I’ve been working on automating the flashing and testing of electrons. I’m having a problem where every device consistently is stuck flashing cyan until I power cycle the device.
Here is the manufacturing process leading to this:
Plug Electron in to computer via usb (device also connected to sensor peripherals needed for testing)
Electron is automatically put into DFU mode via po-util
Electron is flashed with the three parts of System Firmware v0.6.4
Electron is flashed with my Application Firmware
Electron is automatically put into Serial mode via po-util
Particle Identify is automatically ran and parsed for device ID and SIM ICCID
SIM is activated
Electron is automatically pulled back out of serial mode via po-util
Script waits for the device to send valid data to my MQTT server
More things…
In the Waiting For Validation state (#9), the device connects to MQTT just fine and starts sending data.
However, the device enters and remains in the flashing cyan state (not connected to particle cloud, but trying in theory). The interesting thing is that the timestamps being sent to my server are all negative integers.
Normally, before the device syncs for the first time since power-down, the time stamp begins at an epoch time that is in the vicinity of 944006421. However, the timestamps I receive are along the lines of -1141883740
If I reset the device, this state doesn’t change. However, once I power cycle the device, it immediately begins working as expected, returning times such as 1531520655
So, what I’m thinking is that somehow the time isn’t syncing properly when the device is hitting the network, and it’s causing the devices to get rejected from beginning the handshake with the Particle cloud. This happens with every single device using my procedure above. Any thoughts on what might be happening to cause this and how I could ensure a good handshake without a power-cycle?
Still interested in learning more about why this happens, but for now repurposed a photon as a cloud power reset switch for whatever device I have connected so it’s not an immediate issue anymore. This allows me to just add a full power reset into my python programming/testing script.
It’s strange though because normally when flashing manually this doesn’t seem to happen, but my automated process seems to be influencing the presence of the issue.
Resuscitating an old thread, I have found a similar issue with Device OS 2.0.1 slightly different process, but same issues.
I updated the firmware on one of my production devices remotely via the product’s interface, after which the Time.now() function started returning negative and 0 values, which messed up the timestamps of the data uploaded by it.
I tried reflashing and restarting remotely with no success, calling Time.isValid and Particle.syncTime() did not fix it, even after resetting the device.
Finally I had to get someone to go to the device, disconnect-> reconnect power and then everything worked well with the same firmware.
Is there any way to delete/reset the Time Sync registers of the OS to something that actually forces the device to update the Time.now from the cloud? Why is it that only disconnecting power fixed the issue?
I’d guess that the STM32 RTC gets into a bad state and can’t be set.
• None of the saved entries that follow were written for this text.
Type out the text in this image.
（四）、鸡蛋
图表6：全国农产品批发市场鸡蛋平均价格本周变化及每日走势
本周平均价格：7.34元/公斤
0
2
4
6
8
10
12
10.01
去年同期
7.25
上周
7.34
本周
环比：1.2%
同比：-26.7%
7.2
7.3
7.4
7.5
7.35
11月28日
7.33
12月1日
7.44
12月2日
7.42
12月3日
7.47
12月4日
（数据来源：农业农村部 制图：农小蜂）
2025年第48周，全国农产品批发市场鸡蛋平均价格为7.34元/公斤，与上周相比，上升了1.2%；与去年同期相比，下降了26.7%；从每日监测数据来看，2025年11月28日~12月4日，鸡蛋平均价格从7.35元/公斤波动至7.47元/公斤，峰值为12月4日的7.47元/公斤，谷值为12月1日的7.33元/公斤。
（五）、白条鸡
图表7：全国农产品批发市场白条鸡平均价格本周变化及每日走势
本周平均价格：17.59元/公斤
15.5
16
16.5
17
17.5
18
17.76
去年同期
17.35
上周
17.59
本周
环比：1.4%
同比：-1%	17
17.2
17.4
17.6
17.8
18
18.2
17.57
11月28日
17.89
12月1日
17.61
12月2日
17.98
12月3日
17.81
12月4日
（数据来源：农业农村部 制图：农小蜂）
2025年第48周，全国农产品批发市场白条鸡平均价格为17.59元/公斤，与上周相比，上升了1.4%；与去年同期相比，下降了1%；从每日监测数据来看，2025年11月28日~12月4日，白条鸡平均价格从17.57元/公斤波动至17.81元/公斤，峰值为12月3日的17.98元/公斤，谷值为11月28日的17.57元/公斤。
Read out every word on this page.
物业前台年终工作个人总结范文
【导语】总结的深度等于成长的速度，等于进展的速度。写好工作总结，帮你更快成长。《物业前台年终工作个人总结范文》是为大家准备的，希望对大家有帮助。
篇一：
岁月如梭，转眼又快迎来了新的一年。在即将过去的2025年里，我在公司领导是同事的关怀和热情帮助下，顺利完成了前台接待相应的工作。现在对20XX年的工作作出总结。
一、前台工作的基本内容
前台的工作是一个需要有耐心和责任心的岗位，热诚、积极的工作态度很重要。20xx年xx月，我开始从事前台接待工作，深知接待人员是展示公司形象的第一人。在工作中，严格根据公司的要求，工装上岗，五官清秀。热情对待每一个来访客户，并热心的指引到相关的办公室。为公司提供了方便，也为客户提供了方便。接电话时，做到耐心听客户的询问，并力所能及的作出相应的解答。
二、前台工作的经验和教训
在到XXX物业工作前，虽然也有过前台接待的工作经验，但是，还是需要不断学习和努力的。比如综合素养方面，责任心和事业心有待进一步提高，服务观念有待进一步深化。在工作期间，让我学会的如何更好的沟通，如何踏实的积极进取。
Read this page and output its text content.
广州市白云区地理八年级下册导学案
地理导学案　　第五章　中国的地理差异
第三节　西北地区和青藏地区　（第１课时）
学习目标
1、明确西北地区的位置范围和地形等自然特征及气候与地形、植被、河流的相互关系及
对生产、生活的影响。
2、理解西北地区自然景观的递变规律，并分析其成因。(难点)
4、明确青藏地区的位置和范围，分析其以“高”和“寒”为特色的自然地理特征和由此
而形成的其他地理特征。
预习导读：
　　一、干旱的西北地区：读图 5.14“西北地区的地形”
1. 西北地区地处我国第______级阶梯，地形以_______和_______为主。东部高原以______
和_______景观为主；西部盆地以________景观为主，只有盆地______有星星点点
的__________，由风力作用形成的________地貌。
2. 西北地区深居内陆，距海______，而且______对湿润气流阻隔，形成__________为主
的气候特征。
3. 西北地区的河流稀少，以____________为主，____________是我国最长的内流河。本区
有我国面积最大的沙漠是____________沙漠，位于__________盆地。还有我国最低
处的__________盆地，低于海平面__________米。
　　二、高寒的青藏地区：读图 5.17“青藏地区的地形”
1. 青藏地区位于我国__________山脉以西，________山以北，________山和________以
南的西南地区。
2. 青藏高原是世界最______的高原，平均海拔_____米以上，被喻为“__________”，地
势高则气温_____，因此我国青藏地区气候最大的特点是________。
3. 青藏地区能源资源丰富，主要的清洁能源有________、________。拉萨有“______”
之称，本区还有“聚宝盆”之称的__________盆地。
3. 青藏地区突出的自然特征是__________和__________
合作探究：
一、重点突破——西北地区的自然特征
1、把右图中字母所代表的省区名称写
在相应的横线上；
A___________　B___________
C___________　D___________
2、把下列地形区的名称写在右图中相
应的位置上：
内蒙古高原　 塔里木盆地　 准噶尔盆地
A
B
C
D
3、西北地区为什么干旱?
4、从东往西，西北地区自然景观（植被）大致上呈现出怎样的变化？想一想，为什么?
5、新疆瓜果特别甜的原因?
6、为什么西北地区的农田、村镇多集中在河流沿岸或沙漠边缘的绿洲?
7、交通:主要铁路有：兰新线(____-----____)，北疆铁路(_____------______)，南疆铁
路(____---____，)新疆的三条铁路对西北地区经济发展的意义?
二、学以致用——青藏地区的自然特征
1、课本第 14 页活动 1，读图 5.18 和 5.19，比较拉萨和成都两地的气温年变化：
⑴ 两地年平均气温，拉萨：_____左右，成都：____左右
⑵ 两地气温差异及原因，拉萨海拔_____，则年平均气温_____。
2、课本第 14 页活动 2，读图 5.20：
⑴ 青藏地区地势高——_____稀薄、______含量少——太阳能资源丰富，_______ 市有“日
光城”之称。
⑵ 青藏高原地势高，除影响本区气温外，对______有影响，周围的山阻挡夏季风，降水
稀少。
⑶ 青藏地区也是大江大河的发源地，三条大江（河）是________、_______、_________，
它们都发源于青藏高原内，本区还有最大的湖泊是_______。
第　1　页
The time should be sent by the cloud after connecting, it doesn’t check the RTC first. Getting a log with LOG_LEVEL_TRACE would indicate if the time is being received from the cloud. But in any case, manually synchronizing the time should do the same.
The reason I’m thinking the RTC is confused is that the RTC is powered in all sleep modes and across resets. It only gets reset when removing power completely.
I don’t know of a way to do reset the RTC under program control, and it appears to be a rare occurrence.
Yeah as said above, sounds like the power reset was able to get the RTC out of the bad state it was in. If you’re really worried about this issue I’d imagine your only real production “fix” would be to do an external hardware watchdog connected to a power switch to power cycle the Electron completely (on 3rd gen you can simply pull down the EN pin instead).
But as stated, should be a super rare issue - I don’t think I’ve ever seen that happen in well over 1000 devices.
That said, I actually implemented my own basic timeserver to use as a backup in case the particle cloud went down - not sure if you validated if setting the time manually worked or not, but you can even set your own value as an offset between your millis() value and millisecond epoch and choose to use your personal time source if the timestamp doesn’t seem valid (I generally make sure it’s within the past year since firmware release date, and that Time.isValid returns true, else use my own service to sync)